Wist je dat heel wat vruchten de rijping van ander fruit versnellen? Dat is waarom sommige fruitsoorten niet kunnen ‘samenleven’, zowel in open lucht als in de koelkast.
Moeder natuur heeft twee soorten fruit gecreëerd: climacterisch en niet-climacterisch. De eerste blijven rijpen eens ze geplukt zijn.
Hiertoe behoren bananen, avocado’s, abrikozen, vijgen, de meeste passievruchten (mango, guave, papaja), kiwi, meloenen, watermeloenen, appels, peren en perziken. Deze categorie vruchten geeft ethyleen af tijdens het rijpingsproces. Dit geur- en kleurloze gas bevordert de rijping van de vrucht die het afgeeft, maar ook die van andere vruchten in de buurt. Daarom is een banaan die nog groen verkocht wordt goed te eten na twee of drie dagen rijping bij kamertemperatuur. Ze kunnen daarom naast onrijpe kiwi’s gelegd worden om hun rijping te versnellen.
Niet-climacterische daarentegen, stoppen met rijpen na het plukken. Dat is het geval voor citrusvruchten (citroen, sinaasappel, mandarijn, grapefruit), maar ook voor ananas, framboos, aardbei, kers, lychee, braambes en druif. In tegenstelling tot de eerste categorie moeten voor deze categorie de vruchten al rijp gekocht worden. In dit geval heeft de tijd een ander effect: de vruchten worden zachter en verleppen, maar niet aan smaak of kleur winnen.

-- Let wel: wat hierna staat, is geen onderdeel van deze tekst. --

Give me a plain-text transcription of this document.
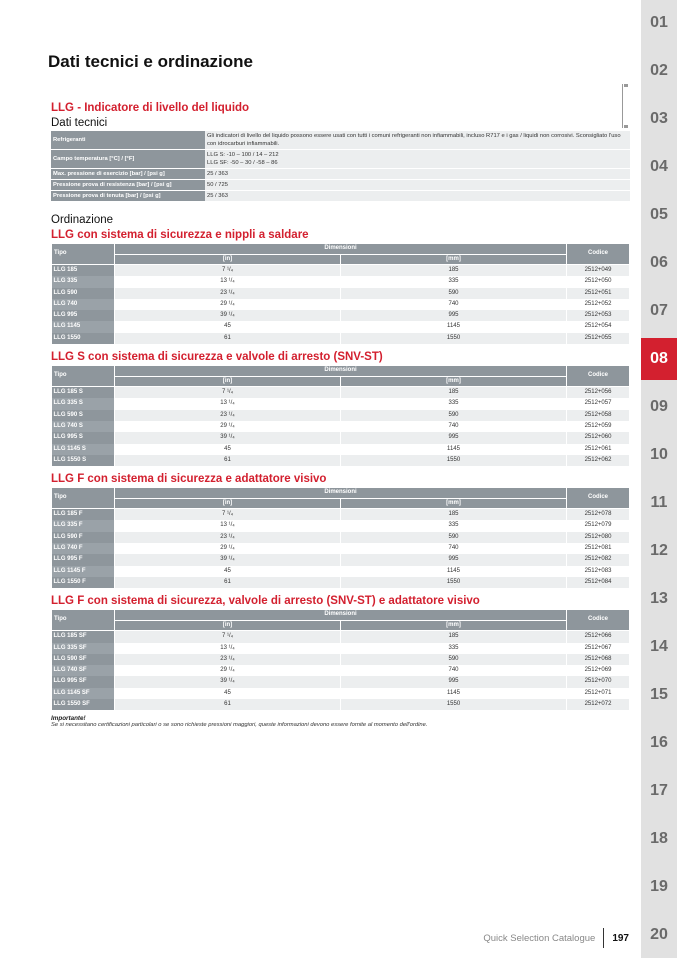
01
02
03
04
05
06
07
08
09
10
11
12
13
14
15
16
17
18
19
20
Dati tecnici e ordinazione

LLG - Indicatore di livello del liquido

Dati tecnici

Refrigeranti	Gli indicatori di livello del liquido possono essere usati con tutti i comuni refrigeranti non infiammabili, incluso R717 e i gas / liquidi non corrosivi. Sconsigliato l'uso con idrocarburi infiammabili.
Campo temperatura [°C] / [°F]	LLG S: -10 – 100 / 14 – 212
LLG SF: -50 – 30 / -58 – 86
Max. pressione di esercizio [bar] / [psi g]	25 / 363
Pressione prova di resistenza [bar] / [psi g]	50 / 725
Pressione prova di tenuta [bar] / [psi g]	25 / 363

Ordinazione

LLG con sistema di sicurezza e nippli a saldare

Tipo	Dimensioni		Codice
	[in]	[mm]	
LLG 185	7 ¹/₄	185	2512+049
LLG 335	13 ¹/₄	335	2512+050
LLG 590	23 ¹/₄	590	2512+051
LLG 740	29 ¹/₄	740	2512+052
LLG 995	39 ¹/₄	995	2512+053
LLG 1145	45	1145	2512+054
LLG 1550	61	1550	2512+055

LLG S con sistema di sicurezza e valvole di arresto (SNV-ST)

Tipo	Dimensioni		Codice
	[in]	[mm]	
LLG 185 S	7 ¹/₄	185	2512+056
LLG 335 S	13 ¹/₄	335	2512+057
LLG 590 S	23 ¹/₄	590	2512+058
LLG 740 S	29 ¹/₄	740	2512+059
LLG 995 S	39 ¹/₄	995	2512+060
LLG 1145 S	45	1145	2512+061
LLG 1550 S	61	1550	2512+062

LLG F con sistema di sicurezza e adattatore visivo

Tipo	Dimensioni		Codice
	[in]	[mm]	
LLG 185 F	7 ¹/₄	185	2512+078
LLG 335 F	13 ¹/₄	335	2512+079
LLG 590 F	23 ¹/₄	590	2512+080
LLG 740 F	29 ¹/₄	740	2512+081
LLG 995 F	39 ¹/₄	995	2512+082
LLG 1145 F	45	1145	2512+083
LLG 1550 F	61	1550	2512+084

LLG F con sistema di sicurezza, valvole di arresto (SNV-ST) e adattatore visivo

Tipo	Dimensioni		Codice
	[in]	[mm]	
LLG 185 SF	7 ¹/₄	185	2512+066
LLG 335 SF	13 ¹/₄	335	2512+067
LLG 590 SF	23 ¹/₄	590	2512+068
LLG 740 SF	29 ¹/₄	740	2512+069
LLG 995 SF	39 ¹/₄	995	2512+070
LLG 1145 SF	45	1145	2512+071
LLG 1550 SF	61	1550	2512+072
Importante!
Se si necessitano certificazioni particolari o se sono richieste pressioni maggiori, queste informazioni devono essere fornite al momento dell'ordine.
Quick Selection Catalogue 197
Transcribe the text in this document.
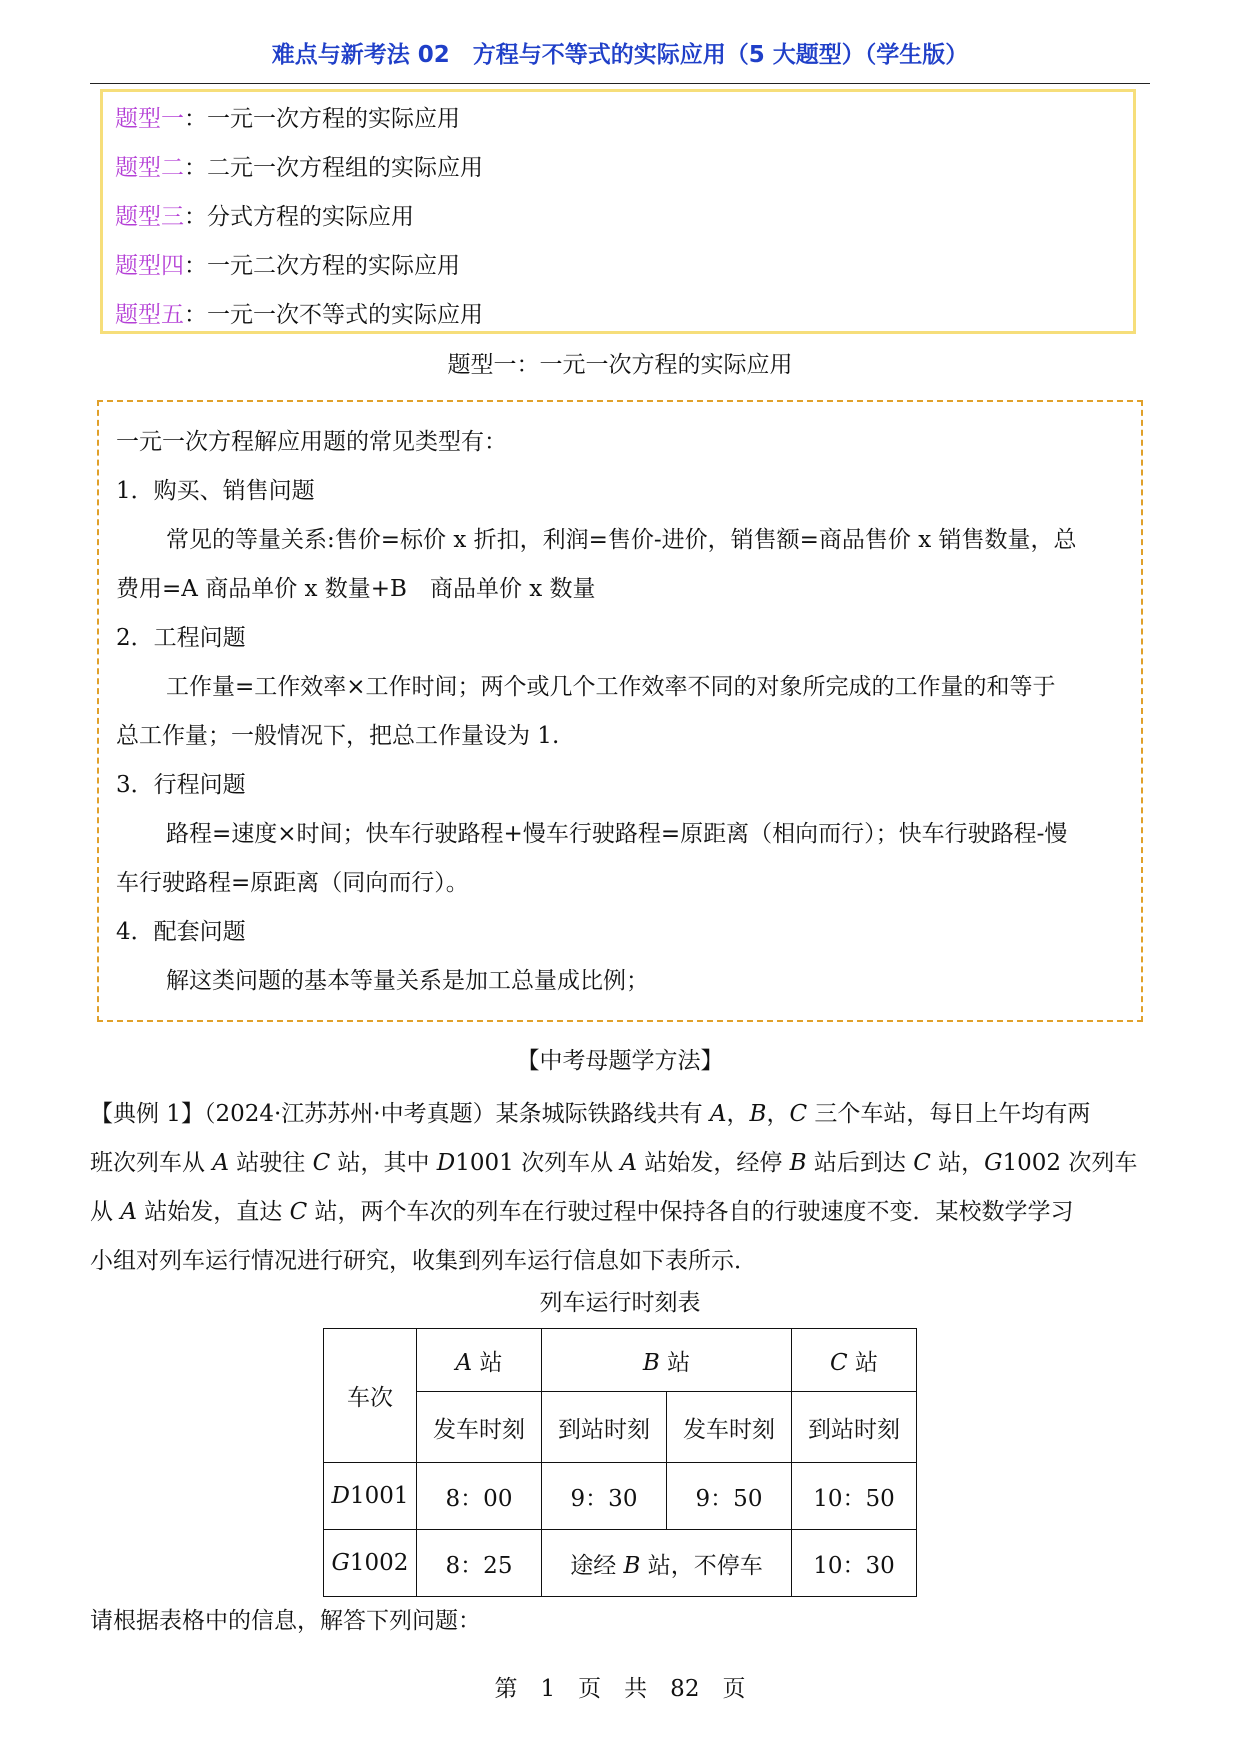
难点与新考法 02　方程与不等式的实际应用（5 大题型）（学生版）
题型一：一元一次方程的实际应用
题型二：二元一次方程组的实际应用
题型三：分式方程的实际应用
题型四：一元二次方程的实际应用
题型五：一元一次不等式的实际应用
题型一：一元一次方程的实际应用
一元一次方程解应用题的常见类型有：
1．购买、销售问题
常见的等量关系:售价=标价 x 折扣，利润=售价-进价，销售额=商品售价 x 销售数量，总
费用=A 商品单价 x 数量+B　商品单价 x 数量
2．工程问题
工作量=工作效率×工作时间；两个或几个工作效率不同的对象所完成的工作量的和等于
总工作量；一般情况下，把总工作量设为 1.
3．行程问题
路程=速度×时间；快车行驶路程+慢车行驶路程=原距离（相向而行）；快车行驶路程-慢
车行驶路程=原距离（同向而行）。
4．配套问题
解这类问题的基本等量关系是加工总量成比例；
【中考母题学方法】
【典例 1】（2024·江苏苏州·中考真题）某条城际铁路线共有 A，B，C 三个车站，每日上午均有两
班次列车从 A 站驶往 C 站，其中 D1001 次列车从 A 站始发，经停 B 站后到达 C 站，G1002 次列车
从 A 站始发，直达 C 站，两个车次的列车在行驶过程中保持各自的行驶速度不变．某校数学学习
小组对列车运行情况进行研究，收集到列车运行信息如下表所示．
列车运行时刻表
车次	A 站	B 站		C 站
	发车时刻	到站时刻	发车时刻	到站时刻
D1001	8：00	9：30	9：50	10：50
G1002	8：25	途经 B 站，不停车		10：30
请根据表格中的信息，解答下列问题：
第　1　页　共　82　页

Bij het samenstellen van je wekelijkse fruitschaal, of het nu is in de koelkast of in de open lucht, scheid je climacterische vruchten dus best van elkaar, maar ook van niet-climacterisch fruit, om ze optimaal te kunnen bewaren. Tenzij je natuurlijk de rijping van een andere climacterische vrucht wil versnellen.